- The U.S.-Mexico-Canada Agreement (USMCA) updates and replaces the old North American Free Trade Agreement (NAFTA), which Trump had threatened to cancel.
- The rewrite will result in freer markets, fairer trade and robust economic growth in the region.
About North American Free Trade Agreement (NAFTA)
- The North American Free Trade Agreement is an agreement signed by Canada, Mexico, and the United States, creating a trilateral trade bloc in North America.
- The agreement came into force on January 1, 1994.
- It superseded the 1988 Canada–United States Free Trade Agreement between the U.S. and Canada
- The treaty made NAFTA the world’s largest free trade agreement with gross domestic product of its three members is more than $20 trillion.
- NAFTA is the first time two developed nations signed a trade agreement with an emerging market country.
- The three signatories agreed to remove trade barriers between them.
- By eliminating tariffs, NAFTA increases investment opportunities.
The New Pact
- On September 30, 2018, the United States, Mexico, and Canada renegotiated the North American Free Trade Agreement.
- The new deal is called the United States-Mexico-Canada Agreement.
- It must be ratified by each country’s legislature
- The new deal changes NAFTA in following areas:
- The most important is that auto companies must manufacture at least 75 percent of the car’s components in the USMCA’s trade zone.
- Canada will now open its dairy market further to U.S. producers, and in return U.S left unchanged the dispute settlement provisions.
- Alongside changes to the dairy market in Canada, it includes stronger protections for workers, tough new environmental rules, and updates the trade relationship to cover the digital economy and provides “groundbreaking” intellectual property protections.
- In addition, it adds provisions to prevent “manipulation” of the trade rules, including covering currency values, and controls over outside countries trying to take advantage of the duty-free market.
Pros and Cons of NAFTA
- S. grocery prices would be higher without tariff-free imports from Mexico.

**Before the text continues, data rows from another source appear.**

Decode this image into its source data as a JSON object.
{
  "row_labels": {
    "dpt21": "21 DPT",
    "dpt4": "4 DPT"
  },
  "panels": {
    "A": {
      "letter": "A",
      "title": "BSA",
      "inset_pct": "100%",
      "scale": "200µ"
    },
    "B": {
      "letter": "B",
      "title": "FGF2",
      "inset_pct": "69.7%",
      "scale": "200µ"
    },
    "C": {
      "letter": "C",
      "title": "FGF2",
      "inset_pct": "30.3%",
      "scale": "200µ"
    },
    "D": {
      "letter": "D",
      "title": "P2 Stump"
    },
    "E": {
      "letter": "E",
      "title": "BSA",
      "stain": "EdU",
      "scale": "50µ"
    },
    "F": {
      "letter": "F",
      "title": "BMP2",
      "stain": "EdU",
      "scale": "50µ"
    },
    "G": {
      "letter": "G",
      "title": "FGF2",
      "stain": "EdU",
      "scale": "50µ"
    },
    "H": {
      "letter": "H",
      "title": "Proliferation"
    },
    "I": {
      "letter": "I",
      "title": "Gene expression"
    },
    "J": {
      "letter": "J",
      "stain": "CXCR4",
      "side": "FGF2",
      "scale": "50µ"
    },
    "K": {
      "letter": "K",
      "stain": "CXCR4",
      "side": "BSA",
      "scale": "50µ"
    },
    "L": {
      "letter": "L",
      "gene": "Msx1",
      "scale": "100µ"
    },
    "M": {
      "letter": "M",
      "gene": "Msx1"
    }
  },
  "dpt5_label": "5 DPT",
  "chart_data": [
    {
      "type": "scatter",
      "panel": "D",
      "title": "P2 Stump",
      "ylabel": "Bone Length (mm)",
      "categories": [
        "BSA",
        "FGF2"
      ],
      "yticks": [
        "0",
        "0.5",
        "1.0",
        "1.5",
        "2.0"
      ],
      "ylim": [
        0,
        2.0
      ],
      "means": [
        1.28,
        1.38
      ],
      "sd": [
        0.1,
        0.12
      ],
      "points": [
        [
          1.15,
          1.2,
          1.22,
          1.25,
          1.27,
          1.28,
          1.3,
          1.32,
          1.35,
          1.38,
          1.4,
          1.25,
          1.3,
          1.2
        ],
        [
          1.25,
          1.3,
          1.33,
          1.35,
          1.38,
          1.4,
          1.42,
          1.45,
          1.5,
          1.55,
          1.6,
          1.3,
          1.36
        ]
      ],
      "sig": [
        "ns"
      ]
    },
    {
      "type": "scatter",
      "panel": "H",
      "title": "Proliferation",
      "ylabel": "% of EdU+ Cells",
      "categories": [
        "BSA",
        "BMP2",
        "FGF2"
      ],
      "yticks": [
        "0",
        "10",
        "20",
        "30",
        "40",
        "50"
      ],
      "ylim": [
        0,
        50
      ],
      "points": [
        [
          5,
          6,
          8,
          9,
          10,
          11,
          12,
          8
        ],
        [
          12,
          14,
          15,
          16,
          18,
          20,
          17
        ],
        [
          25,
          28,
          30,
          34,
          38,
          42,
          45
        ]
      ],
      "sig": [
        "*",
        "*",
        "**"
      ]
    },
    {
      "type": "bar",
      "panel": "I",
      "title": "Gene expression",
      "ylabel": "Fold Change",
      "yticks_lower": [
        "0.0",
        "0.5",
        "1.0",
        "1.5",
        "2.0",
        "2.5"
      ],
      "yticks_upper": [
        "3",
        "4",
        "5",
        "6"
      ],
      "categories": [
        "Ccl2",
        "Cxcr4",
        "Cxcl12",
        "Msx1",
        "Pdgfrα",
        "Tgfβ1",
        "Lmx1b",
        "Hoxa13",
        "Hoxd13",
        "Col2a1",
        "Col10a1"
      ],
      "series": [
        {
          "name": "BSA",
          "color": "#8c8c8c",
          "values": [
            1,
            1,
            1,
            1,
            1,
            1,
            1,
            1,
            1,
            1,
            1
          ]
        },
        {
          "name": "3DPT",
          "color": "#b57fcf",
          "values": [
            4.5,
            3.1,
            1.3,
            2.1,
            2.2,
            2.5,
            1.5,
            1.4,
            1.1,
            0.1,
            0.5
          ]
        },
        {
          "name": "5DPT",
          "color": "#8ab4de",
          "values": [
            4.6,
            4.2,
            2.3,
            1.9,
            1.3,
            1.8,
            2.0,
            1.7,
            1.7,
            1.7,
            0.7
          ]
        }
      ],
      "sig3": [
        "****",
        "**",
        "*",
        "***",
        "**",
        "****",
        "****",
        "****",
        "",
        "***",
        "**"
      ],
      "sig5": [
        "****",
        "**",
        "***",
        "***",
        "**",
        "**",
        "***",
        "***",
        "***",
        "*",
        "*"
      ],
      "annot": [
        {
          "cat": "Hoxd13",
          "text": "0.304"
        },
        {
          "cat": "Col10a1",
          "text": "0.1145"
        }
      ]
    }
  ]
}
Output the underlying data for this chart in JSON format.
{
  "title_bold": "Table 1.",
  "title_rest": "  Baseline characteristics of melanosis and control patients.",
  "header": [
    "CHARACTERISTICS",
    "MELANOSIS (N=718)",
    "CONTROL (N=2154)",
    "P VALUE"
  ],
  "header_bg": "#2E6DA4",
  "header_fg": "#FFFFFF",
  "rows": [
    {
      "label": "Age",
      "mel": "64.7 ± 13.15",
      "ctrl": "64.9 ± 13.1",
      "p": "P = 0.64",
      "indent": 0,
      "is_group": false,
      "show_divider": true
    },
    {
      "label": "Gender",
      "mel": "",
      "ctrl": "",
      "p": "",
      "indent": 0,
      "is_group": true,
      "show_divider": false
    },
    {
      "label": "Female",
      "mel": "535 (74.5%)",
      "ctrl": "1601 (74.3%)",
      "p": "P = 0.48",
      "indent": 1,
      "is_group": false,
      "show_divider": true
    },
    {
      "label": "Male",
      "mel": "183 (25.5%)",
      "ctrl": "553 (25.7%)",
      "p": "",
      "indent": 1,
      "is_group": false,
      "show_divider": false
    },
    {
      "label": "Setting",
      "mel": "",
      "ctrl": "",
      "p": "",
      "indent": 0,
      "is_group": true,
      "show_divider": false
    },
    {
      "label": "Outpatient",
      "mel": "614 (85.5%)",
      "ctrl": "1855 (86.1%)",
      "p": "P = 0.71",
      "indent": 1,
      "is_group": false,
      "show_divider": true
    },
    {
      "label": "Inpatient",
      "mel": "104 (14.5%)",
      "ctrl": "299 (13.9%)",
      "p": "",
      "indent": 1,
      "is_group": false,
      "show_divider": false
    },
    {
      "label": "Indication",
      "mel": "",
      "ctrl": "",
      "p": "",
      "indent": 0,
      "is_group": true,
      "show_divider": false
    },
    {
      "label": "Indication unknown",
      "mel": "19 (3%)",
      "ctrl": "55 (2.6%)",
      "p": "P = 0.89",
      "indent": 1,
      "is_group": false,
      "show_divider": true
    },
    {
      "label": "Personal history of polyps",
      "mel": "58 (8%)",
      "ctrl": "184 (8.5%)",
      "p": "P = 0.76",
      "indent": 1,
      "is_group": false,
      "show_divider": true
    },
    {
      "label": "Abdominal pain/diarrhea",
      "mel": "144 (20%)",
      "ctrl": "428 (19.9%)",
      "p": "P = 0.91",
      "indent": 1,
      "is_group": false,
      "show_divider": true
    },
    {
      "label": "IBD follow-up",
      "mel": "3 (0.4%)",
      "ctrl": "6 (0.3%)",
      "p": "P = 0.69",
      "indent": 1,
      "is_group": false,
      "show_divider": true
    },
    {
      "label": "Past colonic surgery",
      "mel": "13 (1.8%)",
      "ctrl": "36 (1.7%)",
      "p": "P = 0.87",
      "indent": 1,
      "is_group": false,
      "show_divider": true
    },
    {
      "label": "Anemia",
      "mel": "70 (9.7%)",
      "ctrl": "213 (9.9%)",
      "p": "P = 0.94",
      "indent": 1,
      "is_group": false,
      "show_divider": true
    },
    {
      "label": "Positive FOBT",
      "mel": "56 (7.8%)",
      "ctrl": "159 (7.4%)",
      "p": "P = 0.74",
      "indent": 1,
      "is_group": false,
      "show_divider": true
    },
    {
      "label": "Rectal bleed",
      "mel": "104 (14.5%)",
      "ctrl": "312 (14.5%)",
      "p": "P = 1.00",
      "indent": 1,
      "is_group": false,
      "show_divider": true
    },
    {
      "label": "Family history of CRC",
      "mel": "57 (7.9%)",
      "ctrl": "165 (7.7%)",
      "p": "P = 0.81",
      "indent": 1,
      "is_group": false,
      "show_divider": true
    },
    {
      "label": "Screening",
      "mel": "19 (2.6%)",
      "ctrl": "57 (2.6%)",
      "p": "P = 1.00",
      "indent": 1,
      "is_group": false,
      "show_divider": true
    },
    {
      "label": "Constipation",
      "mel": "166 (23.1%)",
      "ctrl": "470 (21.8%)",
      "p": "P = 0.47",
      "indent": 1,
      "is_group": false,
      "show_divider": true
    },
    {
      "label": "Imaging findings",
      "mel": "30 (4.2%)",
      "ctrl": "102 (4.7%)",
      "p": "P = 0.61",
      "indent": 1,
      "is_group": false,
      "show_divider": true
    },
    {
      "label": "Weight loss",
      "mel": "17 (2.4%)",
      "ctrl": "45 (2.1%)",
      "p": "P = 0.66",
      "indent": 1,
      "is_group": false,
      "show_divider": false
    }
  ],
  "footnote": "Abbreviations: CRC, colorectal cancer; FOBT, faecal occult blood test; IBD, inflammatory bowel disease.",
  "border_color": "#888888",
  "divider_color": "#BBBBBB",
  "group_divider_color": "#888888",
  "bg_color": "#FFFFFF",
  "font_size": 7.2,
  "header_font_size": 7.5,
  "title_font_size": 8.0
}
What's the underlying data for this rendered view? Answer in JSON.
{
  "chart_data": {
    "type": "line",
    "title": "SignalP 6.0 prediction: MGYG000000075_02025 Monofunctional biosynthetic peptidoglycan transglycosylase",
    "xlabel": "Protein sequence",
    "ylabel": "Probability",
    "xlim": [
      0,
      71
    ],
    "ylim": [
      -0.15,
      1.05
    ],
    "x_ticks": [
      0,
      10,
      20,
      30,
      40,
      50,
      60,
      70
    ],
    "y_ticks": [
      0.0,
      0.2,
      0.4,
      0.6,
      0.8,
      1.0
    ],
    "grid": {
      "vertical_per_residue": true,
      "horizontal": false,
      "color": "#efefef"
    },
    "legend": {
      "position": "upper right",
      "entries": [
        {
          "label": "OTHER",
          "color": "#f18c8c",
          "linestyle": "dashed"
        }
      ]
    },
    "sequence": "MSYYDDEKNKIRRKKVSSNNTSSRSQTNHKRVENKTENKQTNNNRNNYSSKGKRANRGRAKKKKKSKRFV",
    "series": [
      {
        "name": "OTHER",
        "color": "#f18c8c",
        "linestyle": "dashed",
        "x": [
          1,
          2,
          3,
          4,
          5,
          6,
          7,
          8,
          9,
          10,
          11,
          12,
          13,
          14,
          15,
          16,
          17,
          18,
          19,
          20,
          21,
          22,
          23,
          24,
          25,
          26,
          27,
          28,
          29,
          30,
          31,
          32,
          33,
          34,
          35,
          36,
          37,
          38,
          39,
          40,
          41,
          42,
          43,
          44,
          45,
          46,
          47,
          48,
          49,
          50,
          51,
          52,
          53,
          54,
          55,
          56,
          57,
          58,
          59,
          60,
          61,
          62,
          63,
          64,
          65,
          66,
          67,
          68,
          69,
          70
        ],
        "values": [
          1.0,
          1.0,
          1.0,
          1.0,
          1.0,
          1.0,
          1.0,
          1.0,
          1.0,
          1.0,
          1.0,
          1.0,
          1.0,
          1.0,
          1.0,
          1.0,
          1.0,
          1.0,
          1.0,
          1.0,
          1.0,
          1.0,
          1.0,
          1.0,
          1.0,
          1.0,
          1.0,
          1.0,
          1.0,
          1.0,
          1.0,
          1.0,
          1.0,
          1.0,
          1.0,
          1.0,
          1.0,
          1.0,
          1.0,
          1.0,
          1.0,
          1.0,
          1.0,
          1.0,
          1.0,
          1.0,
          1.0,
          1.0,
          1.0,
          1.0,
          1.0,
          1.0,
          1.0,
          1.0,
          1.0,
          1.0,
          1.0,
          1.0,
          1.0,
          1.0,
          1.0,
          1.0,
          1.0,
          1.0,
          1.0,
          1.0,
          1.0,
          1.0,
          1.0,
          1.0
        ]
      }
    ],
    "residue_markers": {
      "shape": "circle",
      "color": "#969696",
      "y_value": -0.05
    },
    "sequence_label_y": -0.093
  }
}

- Imported oil from both Canada and Mexico has prevented higher gas prices.
- NAFTA has also increased trade and economic growth for all three countries.
- It sent many U.S. manufacturing jobs to lower-cost Mexico.
- Workers who kept jobs in those industries had to accept lower wages.
- Mexico’s workers suffered exploitation in its maquiladora programs.
Functions of NAFTA
- NAFTA grants the most-favored-nation status to all co-signers.
- That means countries must give all parties equal treatment.
- That includes foreign direct investment.
- They cannot give better treatment to domestic investors than foreign ones.
- They can’t offer a better deal to investors from non-NAFTA countries.
- Governments must also offer federal contracts to businesses in all three NAFTA countries.
- NAFTA eliminates tariffs on imports and exports between the three countries.
- Tariffs are taxes used to make foreign goods more expensive.
- NAFTA created specific rules to regulate trade in farm products, automobiles and clothing.
- These also apply to some services, such as telecommunications and finance.
- Exporters must get Certificates of Origin to waive tariffs.
- That means the export must originate in the United States, Canada or Mexico.
- A product made in Peru but shipped from Mexico will still pay a duty when it enters the United States or Canada.
- NAFTA establishes procedures to resolve trade disputes.
- All NAFTA countries must respect patents, trademarks, and copyrights. At the same time, the agreement ensures that these intellectual property rights don’t interfere with trade.
- The agreement allows business travelers easy access throughout all three countries.
- NAFTA has two other agreements that update the original. The North American Agreement on Environmental Cooperation supports the enforcement of environmental laws. The North American Agreement on Labor Cooperation protects working conditions.